Annie's acrocyanosis appeared long before there was any decline in her breathing. It wasn't the result of CO2 buildup. It was simply caused by the inability of her leg muscles to help circulation in her lower legs and feet. The result was an accumulation of fluids in her lower extremities. She was getting normal blood-gas exchange, it just wasn't getting properly circulated in her lower extremities.
Because it appeared in the absence of widespread ALS effects none of her doctors identified it with ALS. When it began she was only having trouble with her left lower leg, notably foot-drop. The color ranged from raspberry reddish to purplish. As she weakened it became more pronounced until it reached a steady-state, i.e., it didn't get any worse. It then developed in her other leg as it became weakened by the ALS. This discoloration was pretty much confined to her ankles and feet. The swelling extended upward to include a little bit of the extreme end of her lower legs, but that too was predominately in her ankles and feet.
Once her disease had progressed to the point of diagnosis, then her doctors readily identified the discoloration as a consequence of her ALS caused leg muscle weakness.
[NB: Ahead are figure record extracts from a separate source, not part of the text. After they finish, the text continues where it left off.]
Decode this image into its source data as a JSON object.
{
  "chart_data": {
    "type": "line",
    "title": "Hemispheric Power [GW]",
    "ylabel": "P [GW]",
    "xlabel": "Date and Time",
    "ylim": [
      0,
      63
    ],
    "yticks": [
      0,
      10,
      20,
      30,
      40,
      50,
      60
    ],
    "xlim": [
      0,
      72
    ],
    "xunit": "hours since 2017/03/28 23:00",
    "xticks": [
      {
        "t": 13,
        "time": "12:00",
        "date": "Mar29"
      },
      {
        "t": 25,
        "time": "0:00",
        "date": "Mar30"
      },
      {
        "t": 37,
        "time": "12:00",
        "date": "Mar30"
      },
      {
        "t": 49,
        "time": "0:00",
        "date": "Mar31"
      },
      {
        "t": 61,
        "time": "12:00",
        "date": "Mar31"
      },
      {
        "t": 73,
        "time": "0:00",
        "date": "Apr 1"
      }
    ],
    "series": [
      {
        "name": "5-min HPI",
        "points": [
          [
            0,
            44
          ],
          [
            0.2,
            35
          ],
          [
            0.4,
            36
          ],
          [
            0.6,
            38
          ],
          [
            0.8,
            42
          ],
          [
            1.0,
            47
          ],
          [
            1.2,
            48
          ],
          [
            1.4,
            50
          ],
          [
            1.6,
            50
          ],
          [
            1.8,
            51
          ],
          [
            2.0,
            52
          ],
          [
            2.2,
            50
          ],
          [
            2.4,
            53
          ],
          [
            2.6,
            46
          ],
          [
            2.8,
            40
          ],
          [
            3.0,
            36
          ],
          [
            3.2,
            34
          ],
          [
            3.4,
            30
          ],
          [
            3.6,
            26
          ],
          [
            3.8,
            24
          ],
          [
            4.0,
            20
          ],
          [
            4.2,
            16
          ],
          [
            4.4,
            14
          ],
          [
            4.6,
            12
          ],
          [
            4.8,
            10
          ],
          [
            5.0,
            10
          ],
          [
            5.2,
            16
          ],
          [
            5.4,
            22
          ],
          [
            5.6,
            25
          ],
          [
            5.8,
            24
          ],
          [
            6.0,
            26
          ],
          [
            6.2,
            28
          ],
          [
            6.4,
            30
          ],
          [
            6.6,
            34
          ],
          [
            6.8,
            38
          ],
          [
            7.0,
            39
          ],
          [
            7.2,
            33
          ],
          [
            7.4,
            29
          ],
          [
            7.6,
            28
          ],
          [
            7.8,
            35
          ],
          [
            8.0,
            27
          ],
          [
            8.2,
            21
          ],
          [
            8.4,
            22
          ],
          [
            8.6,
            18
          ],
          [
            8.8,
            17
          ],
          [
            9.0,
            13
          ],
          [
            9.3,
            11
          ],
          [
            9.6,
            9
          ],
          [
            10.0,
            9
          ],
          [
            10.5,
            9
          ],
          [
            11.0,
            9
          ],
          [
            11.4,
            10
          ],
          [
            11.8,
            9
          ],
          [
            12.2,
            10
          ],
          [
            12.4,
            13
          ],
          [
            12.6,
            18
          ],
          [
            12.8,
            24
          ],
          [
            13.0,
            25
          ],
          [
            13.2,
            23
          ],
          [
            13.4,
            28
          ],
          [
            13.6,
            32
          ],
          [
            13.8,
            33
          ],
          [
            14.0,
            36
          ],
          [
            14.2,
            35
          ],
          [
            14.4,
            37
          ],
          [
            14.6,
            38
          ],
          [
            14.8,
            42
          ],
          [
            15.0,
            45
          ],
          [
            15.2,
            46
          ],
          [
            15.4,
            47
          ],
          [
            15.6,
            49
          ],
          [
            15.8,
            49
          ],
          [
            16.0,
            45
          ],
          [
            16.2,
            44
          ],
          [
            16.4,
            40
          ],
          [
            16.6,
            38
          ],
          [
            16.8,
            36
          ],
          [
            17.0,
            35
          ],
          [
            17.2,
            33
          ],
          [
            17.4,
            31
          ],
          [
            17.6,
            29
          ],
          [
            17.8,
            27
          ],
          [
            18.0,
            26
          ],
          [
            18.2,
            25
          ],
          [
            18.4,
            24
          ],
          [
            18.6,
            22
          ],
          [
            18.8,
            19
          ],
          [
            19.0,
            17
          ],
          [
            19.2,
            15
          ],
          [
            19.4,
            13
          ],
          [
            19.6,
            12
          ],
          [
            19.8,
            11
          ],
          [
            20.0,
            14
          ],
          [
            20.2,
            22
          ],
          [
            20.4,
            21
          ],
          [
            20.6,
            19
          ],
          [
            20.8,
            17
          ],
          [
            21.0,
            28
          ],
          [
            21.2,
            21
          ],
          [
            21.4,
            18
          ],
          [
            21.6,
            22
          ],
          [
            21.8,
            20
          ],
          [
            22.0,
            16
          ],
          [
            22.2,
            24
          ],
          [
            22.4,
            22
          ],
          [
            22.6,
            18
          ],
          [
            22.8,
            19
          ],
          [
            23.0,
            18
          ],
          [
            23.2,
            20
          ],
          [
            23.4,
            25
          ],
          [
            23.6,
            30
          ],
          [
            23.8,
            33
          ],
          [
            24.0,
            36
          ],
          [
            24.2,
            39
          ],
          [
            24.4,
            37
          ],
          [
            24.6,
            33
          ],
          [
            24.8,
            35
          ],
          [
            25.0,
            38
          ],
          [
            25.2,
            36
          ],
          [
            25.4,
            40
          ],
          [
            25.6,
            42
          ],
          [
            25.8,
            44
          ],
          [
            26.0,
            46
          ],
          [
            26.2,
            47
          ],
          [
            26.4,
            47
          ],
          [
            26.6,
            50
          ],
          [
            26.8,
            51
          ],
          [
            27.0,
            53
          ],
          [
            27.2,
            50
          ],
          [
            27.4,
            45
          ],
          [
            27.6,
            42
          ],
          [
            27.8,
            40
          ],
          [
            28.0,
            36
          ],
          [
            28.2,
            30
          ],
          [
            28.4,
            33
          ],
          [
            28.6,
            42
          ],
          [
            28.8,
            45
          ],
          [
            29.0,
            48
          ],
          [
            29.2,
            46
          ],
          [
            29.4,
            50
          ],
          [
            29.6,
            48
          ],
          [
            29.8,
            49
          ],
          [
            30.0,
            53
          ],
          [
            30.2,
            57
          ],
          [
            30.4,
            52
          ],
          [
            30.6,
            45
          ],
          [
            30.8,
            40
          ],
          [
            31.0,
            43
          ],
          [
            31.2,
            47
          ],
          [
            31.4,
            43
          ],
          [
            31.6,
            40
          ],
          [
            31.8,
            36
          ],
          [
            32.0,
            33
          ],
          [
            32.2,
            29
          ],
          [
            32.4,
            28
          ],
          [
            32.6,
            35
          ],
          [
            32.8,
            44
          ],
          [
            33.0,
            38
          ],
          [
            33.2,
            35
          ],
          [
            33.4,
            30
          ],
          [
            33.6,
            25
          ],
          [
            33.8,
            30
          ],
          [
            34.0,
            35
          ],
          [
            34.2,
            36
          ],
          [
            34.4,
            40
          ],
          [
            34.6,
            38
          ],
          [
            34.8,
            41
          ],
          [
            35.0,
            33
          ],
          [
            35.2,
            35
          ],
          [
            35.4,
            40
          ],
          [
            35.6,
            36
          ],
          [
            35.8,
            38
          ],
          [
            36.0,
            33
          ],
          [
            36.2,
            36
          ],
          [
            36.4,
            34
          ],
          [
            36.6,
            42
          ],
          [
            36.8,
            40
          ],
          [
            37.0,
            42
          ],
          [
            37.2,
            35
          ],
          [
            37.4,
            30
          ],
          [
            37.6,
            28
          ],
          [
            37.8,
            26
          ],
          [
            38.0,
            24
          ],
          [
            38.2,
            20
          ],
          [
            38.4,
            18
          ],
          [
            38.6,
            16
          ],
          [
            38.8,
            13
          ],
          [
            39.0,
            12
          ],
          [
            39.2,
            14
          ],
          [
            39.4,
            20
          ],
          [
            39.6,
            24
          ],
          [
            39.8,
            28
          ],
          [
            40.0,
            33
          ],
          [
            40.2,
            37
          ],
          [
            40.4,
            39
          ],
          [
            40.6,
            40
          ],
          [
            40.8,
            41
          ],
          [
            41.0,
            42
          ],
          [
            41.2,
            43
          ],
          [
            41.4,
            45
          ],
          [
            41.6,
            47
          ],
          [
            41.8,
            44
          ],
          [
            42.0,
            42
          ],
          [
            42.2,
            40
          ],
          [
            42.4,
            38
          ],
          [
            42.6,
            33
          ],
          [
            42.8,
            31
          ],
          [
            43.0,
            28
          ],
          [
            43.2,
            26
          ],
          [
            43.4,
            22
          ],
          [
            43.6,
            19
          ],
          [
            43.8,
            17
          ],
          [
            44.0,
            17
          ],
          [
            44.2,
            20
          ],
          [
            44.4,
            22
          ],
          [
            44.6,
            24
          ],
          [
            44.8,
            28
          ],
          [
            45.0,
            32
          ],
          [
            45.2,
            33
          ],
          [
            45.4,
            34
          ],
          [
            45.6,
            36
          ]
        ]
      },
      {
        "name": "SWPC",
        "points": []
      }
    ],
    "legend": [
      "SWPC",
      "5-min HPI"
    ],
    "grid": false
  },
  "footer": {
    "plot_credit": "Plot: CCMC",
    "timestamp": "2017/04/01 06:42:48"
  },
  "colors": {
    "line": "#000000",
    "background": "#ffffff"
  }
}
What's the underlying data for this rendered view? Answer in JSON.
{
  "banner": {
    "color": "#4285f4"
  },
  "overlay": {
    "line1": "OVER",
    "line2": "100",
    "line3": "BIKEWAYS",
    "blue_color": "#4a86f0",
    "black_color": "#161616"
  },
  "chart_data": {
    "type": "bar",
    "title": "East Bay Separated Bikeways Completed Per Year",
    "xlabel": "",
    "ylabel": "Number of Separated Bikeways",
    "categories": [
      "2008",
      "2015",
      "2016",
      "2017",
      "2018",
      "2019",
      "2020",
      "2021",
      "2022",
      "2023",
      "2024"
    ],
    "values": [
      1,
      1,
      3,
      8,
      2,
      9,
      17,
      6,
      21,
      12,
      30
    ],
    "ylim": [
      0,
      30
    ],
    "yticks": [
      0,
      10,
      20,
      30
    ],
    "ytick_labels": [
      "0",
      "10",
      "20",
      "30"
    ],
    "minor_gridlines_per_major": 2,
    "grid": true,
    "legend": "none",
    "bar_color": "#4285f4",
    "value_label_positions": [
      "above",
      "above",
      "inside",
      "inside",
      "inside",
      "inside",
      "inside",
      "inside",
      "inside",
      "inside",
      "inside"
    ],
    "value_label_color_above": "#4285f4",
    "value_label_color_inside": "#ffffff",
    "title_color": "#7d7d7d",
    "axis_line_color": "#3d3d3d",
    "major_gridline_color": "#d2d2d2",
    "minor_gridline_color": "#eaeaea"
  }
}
In retrospect I don't know why, coupled with her obvious lower leg muscle atrophy, it didn't cause some of the doctors to at least start investigating the possibility of ALS. My conclusion is that most doctors think in terms of their past experience and automatically try to fit the current patient's presentation into that body of past experience. That's why you'll find so many on this forum who strongly recommend that patients seek out doctors, especially neurologists, who specialize in ALS - they have a much better experience base with ALS and are more likely to be able to make more accurate and quicker assessments.